Unnamed: 0,group,blood_pressure
0,1,94.949597
1,1,90.409626
2,1,95.462942
3,1,95.711593
4,1,105.650325


### Step 3: Formulating the null and alternative hypotheses
Define the null hypothesis (H0) and alternative hypothesis (H1) based on your research question. These hypotheses should be specific to your analysis.

In [8]:
# Example hypotheses
# H0: There is no significant difference between Group 1 and Group 2.
# H1: The is significant difference between Group 1 and Group 2.

In [20]:
# Extract the columns for the paired samples
group_1 = df[df['group'] == 1]['blood_pressure']
group_2 = df[df['group'] == 2]['blood_pressure']

In [35]:
df1=pd.DataFrame(group_1)

In [36]:
df2=pd.DataFrame(group_2)

In [40]:
df1.head()

Unnamed: 0,blood_pressure
0,94.949597
1,90.409626
2,95.462942
3,95.711593
4,105.650325


In [52]:
df1.describe().transpose()

Unnamed: 0,count,mean,std,min,25%,50%,75%,max
blood_pressure,200.0,100.256984,9.602504,77.571338,94.124365,100.17083,106.50145,140.434395


In [41]:
df2.head()

Unnamed: 0,blood_pressure
200,112.047931
201,117.970208
202,133.632701
203,101.544808
204,121.880076


In [53]:
df2.describe().transpose()

Unnamed: 0,count,mean,std,min,25%,50%,75%,max
blood_pressure,200.0,110.147865,11.377692,79.919855,102.625807,109.404953,117.723177,144.026969


### Step 4: Conduct the Independent-sample t-test
* Carryout levene's test for homogeneity of variance.
* Use the ttest_ind function from the scipy.stats module to perform the independent-sample t-test. 
* Pass the group_1 and group_2 variables as arguments.

#### Levene's Test:

* Levene's test is a statistical test that examines the equality of variances between groups.
* It tests the null hypothesis that the variances are equal.
* You can use the levene() function from the scipy.stats module to perform Levene's test.

In [46]:
from scipy.stats import levene

In [47]:
# Perform Levene's test
t_stat, p_val = levene(group_1, group_2)

alpha = 0.05

if p_val < alpha:
    print("The variances are significantly different.

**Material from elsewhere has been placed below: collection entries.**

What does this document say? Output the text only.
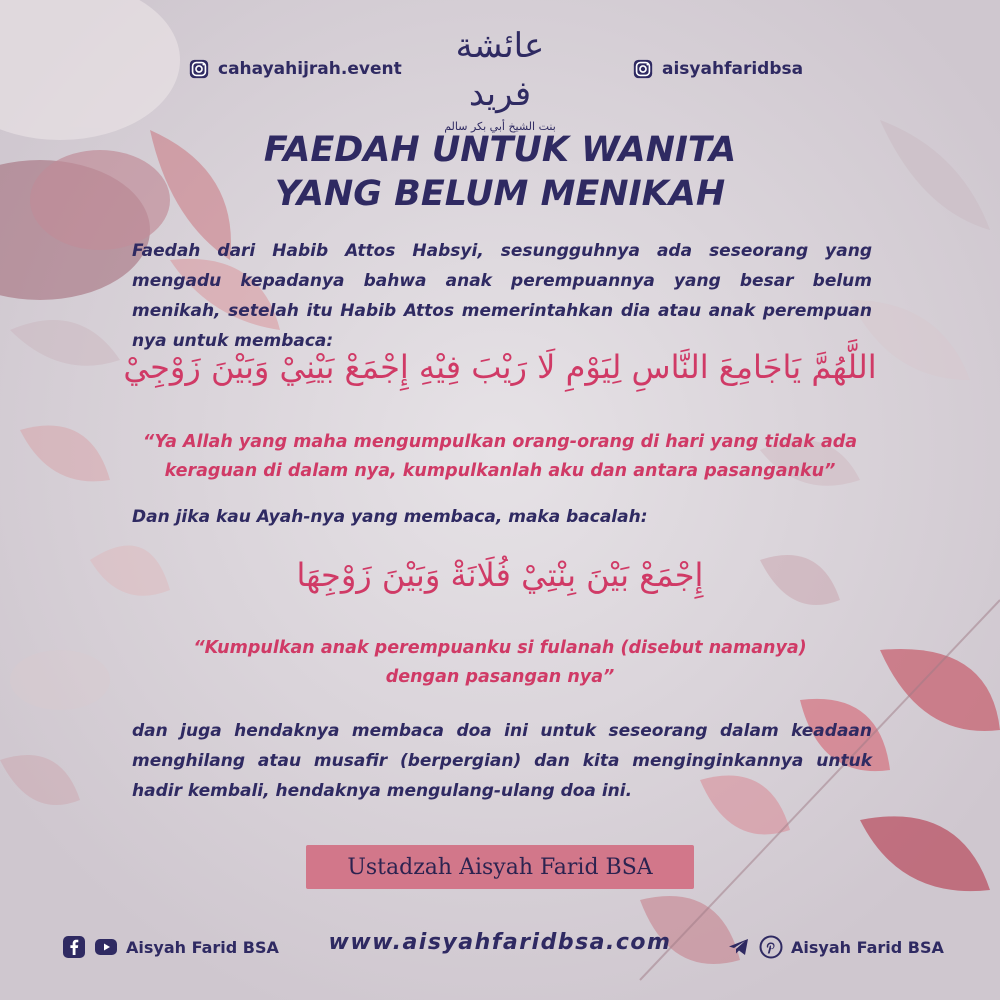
cahayahijrah.event
عائشة فريد
بنت الشيخ أبي بكر سالم
aisyahfaridbsa
FAEDAH UNTUK WANITA
YANG BELUM MENIKAH
Faedah dari Habib Attos Habsyi, sesungguhnya ada seseorang yang mengadu kepadanya bahwa anak perempuannya yang besar belum menikah, setelah itu Habib Attos memerintahkan dia atau anak perempuan nya untuk membaca:
اللَّهُمَّ يَاجَامِعَ النَّاسِ لِيَوْمِ لَا رَيْبَ فِيْهِ إِجْمَعْ بَيْنِيْ وَبَيْنَ زَوْجِيْ
“Ya Allah yang maha mengumpulkan orang-orang di hari yang tidak ada
keraguan di dalam nya, kumpulkanlah aku dan antara pasanganku”
Dan jika kau Ayah-nya yang membaca, maka bacalah:
إِجْمَعْ بَيْنَ بِنْتِيْ فُلَانَةْ وَبَيْنَ زَوْجِهَا
“Kumpulkan anak perempuanku si fulanah (disebut namanya)
dengan pasangan nya”
dan juga hendaknya membaca doa ini untuk seseorang dalam keadaan menghilang atau musafir (berpergian) dan kita menginginkannya untuk hadir kembali, hendaknya mengulang-ulang doa ini.
Ustadzah Aisyah Farid BSA
Aisyah Farid BSA	www.aisyahfaridbsa.com	Aisyah Farid BSA
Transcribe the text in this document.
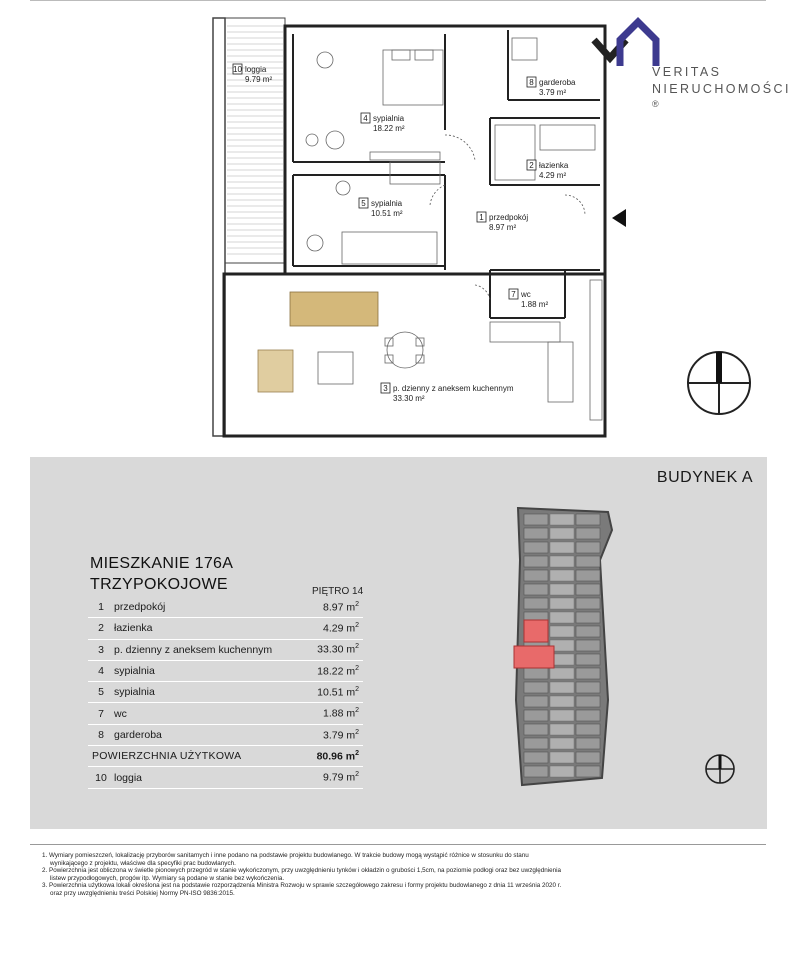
10 loggia
9.79 m²
4 sypialnia
18.22 m²
8 garderoba
3.79 m²
2 łazienka
4.29 m²
5 sypialnia
10.51 m²	1 przedpokój
8.97 m²
7 wc
1.88 m²
3 p. dzienny z aneksem kuchennym
33.30 m²
VERITAS
NIERUCHOMOŚCI ®
BUDYNEK A
MIESZKANIE 176A
TRZYPOKOJOWE	PIĘTRO 14
1	przedpokój	8.97 $m^2$
2	łazienka	4.29 $m^2$
3	p. dzienny z aneksem kuchennym	33.30 $m^2$
4	sypialnia	18.22 $m^2$
5	sypialnia	10.51 $m^2$
7	wc	1.88 $m^2$
8	garderoba	3.79 $m^2$
POWIERZCHNIA UŻYTKOWA		80.96 $m^2$
10	loggia	9.79 $m^2$

1. Wymiary pomieszczeń, lokalizację przyborów sanitarnych i inne podano na podstawie projektu budowlanego. W trakcie budowy mogą wystąpić różnice w stosunku do stanu

wynikającego z projektu, właściwe dla specyfiki prac budowlanych.

2. Powierzchnia jest obliczona w świetle pionowych przegród w stanie wykończonym, przy uwzględnieniu tynków i okładzin o grubości 1,5cm, na poziomie podłogi oraz bez uwzględnienia

listew przypodłogowych, progów itp. Wymiary są podane w stanie bez wykończenia.

3. Powierzchnia użytkowa lokali określona jest na podstawie rozporządzenia Ministra Rozwoju w sprawie szczegółowego zakresu i formy projektu budowlanego z dnia 11 września 2020 r.

oraz przy uwzględnieniu treści Polskiej Normy PN-ISO 9836:2015.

Use Welch's t-test or another appropriate variant.")
else:
    print("The variances are not significantly different. You can consider using the pooled t-test if other assumptions are met.")

The variances are significantly different. Use Welch's t-test or another appropriate variant.


In [48]:
# Perform the independent sample t-test assuming unequal variance
t_statistic, p_value = ttest_ind(group_1, group_2,equal_var=False)

In [49]:
print(f"t_statistic: {t_statistic}")
print(f"p_value: {p_value}")

t_statistic: -9.395207080912995
p_value: 5.03969621392083e-19


### Step 5: Interpret the results and make conclusions
* Compare the obtained p-value with a predetermined significance level (α) to determine if the results are statistically significant. 
* You can print the results and provide a conclusion based on the outcome of the test.

In [50]:
alpha = 0.05

if p_value < alpha:
    print("Reject the null hypothesis. There is a significant difference between the blood_pressure of group 1 and group 2.")
else:
    print("Fail to reject the null hypothesis. There is no significant difference between the blood_pressure of group 1 and group 2.")

Reject the null hypothesis. There is a significant difference between the blood_pressure of group 1 and group 2.